Through my early Western, and Morgan, and 100 mile trail ride years, I never remember riding an Arabian, although I admired them from afar, and it wasn`t until sometime in the 1970s that I rode various Arabs in eventing clinics. I wouldn`t say that Arabians are very common in eventing, partly because they are too smart and “self preservationist” to blindly leap into the unknown! Someone described her first ride on an Arab, down a straight dirt road, as “pole bending without the poles”, as the little monster shied from right to left at every imagined danger. Steve Rojek, an internationally famous endurance rider, and long time Arab rider, breeder, and trainer, describes the Arabian as, “The only breed which, when you sit in the middle, both ends go up!”
In 1997, Lana Wright invited me to ride Zion, a 14.1 hand grey Arabian in the Carolina 100 mile endurance race. Not having a clue what I was in for, I blythlysaid, “Sure, why not?” At midnight, in cold, pouring rain, every known, (and a few unknown) body part screaming in agony, I finished my first one day 100 mile race. So, naturally, I wanted to buy an Arabian and do more endurance racing, sane, rational thinking never having been one of my strengths.

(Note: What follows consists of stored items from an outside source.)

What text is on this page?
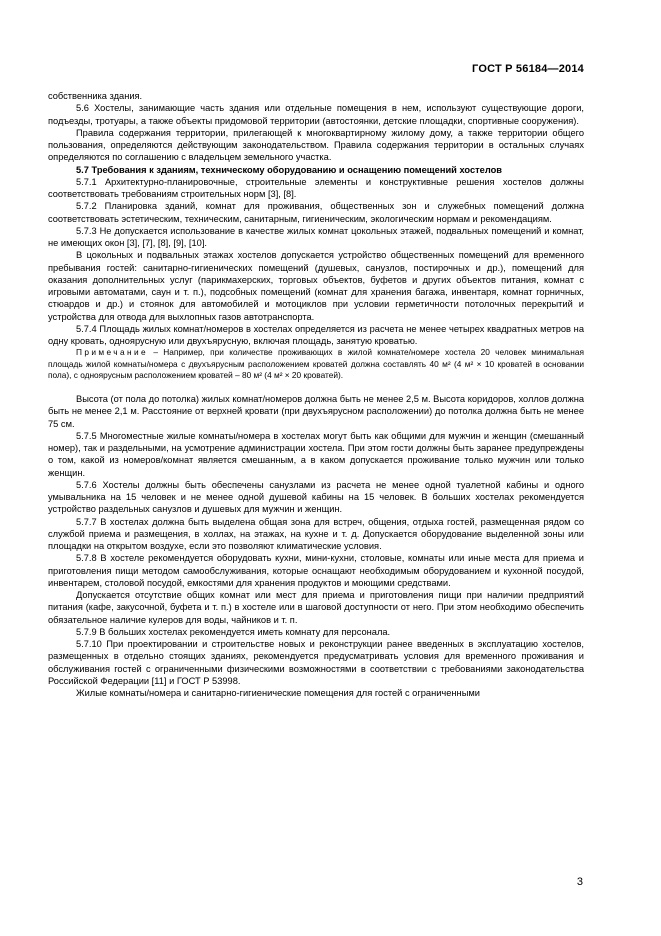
ГОСТ Р 56184—2014

собственника здания.

5.6 Хостелы, занимающие часть здания или отдельные помещения в нем, используют существующие дороги, подъезды, тротуары, а также объекты придомовой территории (автостоянки, детские площадки, спортивные сооружения).

Правила содержания территории, прилегающей к многоквартирному жилому дому, а также территории общего пользования, определяются действующим законодательством. Правила содержания территории в остальных случаях определяются по соглашению с владельцем земельного участка.

5.7 Требования к зданиям, техническому оборудованию и оснащению помещений хостелов

5.7.1 Архитектурно-планировочные, строительные элементы и конструктивные решения хостелов должны соответствовать требованиям строительных норм [3], [8].

5.7.2 Планировка зданий, комнат для проживания, общественных зон и служебных помещений должна соответствовать эстетическим, техническим, санитарным, гигиеническим, экологическим нормам и рекомендациям.

5.7.3 Не допускается использование в качестве жилых комнат цокольных этажей, подвальных помещений и комнат, не имеющих окон [3], [7], [8], [9], [10].

В цокольных и подвальных этажах хостелов допускается устройство общественных помещений для временного пребывания гостей: санитарно-гигиенических помещений (душевых, санузлов, постирочных и др.), помещений для оказания дополнительных услуг (парикмахерских, торговых объектов, буфетов и других объектов питания, комнат с игровыми автоматами, саун и т. п.), подсобных помещений (комнат для хранения багажа, инвентаря, комнат горничных, стюардов и др.) и стоянок для автомобилей и мотоциклов при условии герметичности потолочных перекрытий и устройства для отвода для выхлопных газов автотранспорта.

5.7.4 Площадь жилых комнат/номеров в хостелах определяется из расчета не менее четырех квадратных метров на одну кровать, одноярусную или двухъярусную, включая площадь, занятую кроватью.

Примечание – Например, при количестве проживающих в жилой комнате/номере хостела 20 человек минимальная площадь жилой комнаты/номера с двухъярусным расположением кроватей должна составлять 40 м² (4 м² × 10 кроватей в основании пола), с одноярусным расположением кроватей – 80 м² (4 м² × 20 кроватей).

Высота (от пола до потолка) жилых комнат/номеров должна быть не менее 2,5 м. Высота коридоров, холлов должна быть не менее 2,1 м. Расстояние от верхней кровати (при двухъярусном расположении) до потолка должна быть не менее 75 см.

5.7.5 Многоместные жилые комнаты/номера в хостелах могут быть как общими для мужчин и женщин (смешанный номер), так и раздельными, на усмотрение администрации хостела. При этом гости должны быть заранее предупреждены о том, какой из номеров/комнат является смешанным, а в каком допускается проживание только мужчин или только женщин.

5.7.6 Хостелы должны быть обеспечены санузлами из расчета не менее одной туалетной кабины и одного умывальника на 15 человек и не менее одной душевой кабины на 15 человек. В больших хостелах рекомендуется устройство раздельных санузлов и душевых для мужчин и женщин.

5.7.7 В хостелах должна быть выделена общая зона для встреч, общения, отдыха гостей, размещенная рядом со службой приема и размещения, в холлах, на этажах, на кухне и т. д. Допускается оборудование выделенной зоны или площадки на открытом воздухе, если это позволяют климатические условия.

5.7.8 В хостеле рекомендуется оборудовать кухни, мини-кухни, столовые, комнаты или иные места для приема и приготовления пищи методом самообслуживания, которые оснащают необходимым оборудованием и кухонной посудой, инвентарем, столовой посудой, емкостями для хранения продуктов и моющими средствами.

Допускается отсутствие общих комнат или мест для приема и приготовления пищи при наличии предприятий питания (кафе, закусочной, буфета и т. п.) в хостеле или в шаговой доступности от него. При этом необходимо обеспечить обязательное наличие кулеров для воды, чайников и т. п.

5.7.9 В больших хостелах рекомендуется иметь комнату для персонала.

5.7.10 При проектировании и строительстве новых и реконструкции ранее введенных в эксплуатацию хостелов, размещенных в отдельно стоящих зданиях, рекомендуется предусматривать условия для временного проживания и обслуживания гостей с ограниченными физическими возможностями в соответствии с требованиями законодательства Российской Федерации [11] и ГОСТ Р 53998.

Жилые комнаты/номера и санитарно-гигиенические помещения для гостей с ограниченными

3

I`ve owned four Arabs, and ridden many more since then, and for sheer toughness and true grit and efficiency of travel, nothing I`ve ridden has come close. I`ve ridden Arabians in 2,300 miles of endurance racing, finished seven one day 100 mile races, and at age 63, I fulfilled one of those “bucket list” dreams, by finishing the Tevis Cup in 2004, on Rett Butler, an Arabian great grandson of Bask, that I bought from Tammy Robinson, in Saugus, California.
The Arabian breed, like the Morgan, the American Saddlebred, and a few others, has been basically split between “show” usage and sport usage, and those two worlds don`t have much in common with one another. The “park” riders want high knee action, use heavy shoes, long shank bits, and create “animation” by frightening the horses with whips and other devices. I`m not a fan of that world. The Arabians I admire are the ones who will give you their heart and soul, mile after mile, in the cold Carolina rain, or on high canyon walls under a blazing California moon.
Arabian blood from centuries ago runs in the veins of most modern horses. What greater gift could we want?